Q&A: How did the Romans write fractions?
With their letter system for numerals, how did the Romans write fractions? Presumably not all their measurements came out as even numbers...
Our evidence about how the Romans wrote numbers is fragmentary, and a general answer to the question of how they wrote fractions is impossible. The treatise entitled Distributio – written in AD 146 by the jurist L Volusius Maecianus for Marcus Aurelius – provides good evidence about fractions in the delimited but significant realm of money.
We know that the Romans tended to express fractions as parts of something specific: not a half or a third in abstract, but half of an as (a relatively small money denomination), a third of a certain volume unit, and so on.
Related to this is the fact that not all fractions were recognised: for instance, Maecianus tells us there is no “one-tenth of an as”, for instance, perhaps because it would not have corresponded to anything in the real world of Roman money. A part of something would have a specific name – for instance, a semis would be half an as, which in its turn was a sixteenth of a unit of currency called denarius. Names sometimes reflected the part’s mathematical relationship to another unit of measurement. Thus, semis is literally semi (half) an as.
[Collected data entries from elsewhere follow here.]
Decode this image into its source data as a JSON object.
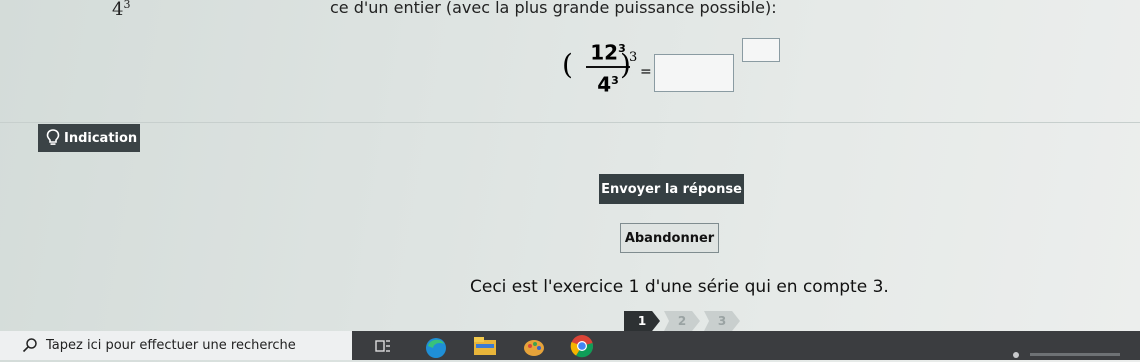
{
  "question": {
    "power_fragment_base": "4",
    "power_fragment_exp": "3",
    "instruction_tail": "ce d'un entier (avec la plus grande puissance possible):"
  },
  "expression": {
    "open_paren": "(",
    "numerator_base": "12",
    "numerator_exp": "3",
    "denominator_base": "4",
    "denominator_exp": "3",
    "close_paren": ")",
    "outer_exp": "3",
    "equals": "="
  },
  "hint": {
    "label": "Indication"
  },
  "buttons": {
    "submit": "Envoyer la réponse",
    "abandon": "Abandonner"
  },
  "info_text": "Ceci est l'exercice 1 d'une série qui en compte 3.",
  "steps": [
    "1",
    "2",
    "3"
  ],
  "taskbar": {
    "search_placeholder": "Tapez ici pour effectuer une recherche",
    "icons": [
      "task-view-icon",
      "edge-icon",
      "file-explorer-icon",
      "paint-icon",
      "chrome-icon"
    ]
  }
}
Finally, Maecianus tells us, all named parts were denoted by a sign, be it a letter or another symbol. Thus, a semis was written as an S, while a bes (eight-twelfths of an as) as S=. It was this letter or symbol that would then be used in the numeral system, for calculations, to write out prices, and on abaci. Given that most calculations in antiquity were not carried out in writing, but on counting boards of various types, the system of notation did not matter as much.
Was the Roman system more cumbersome than ours? Perhaps. It certainly was, at least in this instance, more concrete – Maecianus thinks that Marcus Aurelius should know about the minutiae of currency denominations, as part of being a good ruler. “Don’t leave fractions to the accountants,” is possibly as good a piece of advice now as it was then.
Answered by Dr Serafina Cuomo, author of Ancient Mathematics (Routledge, 2001).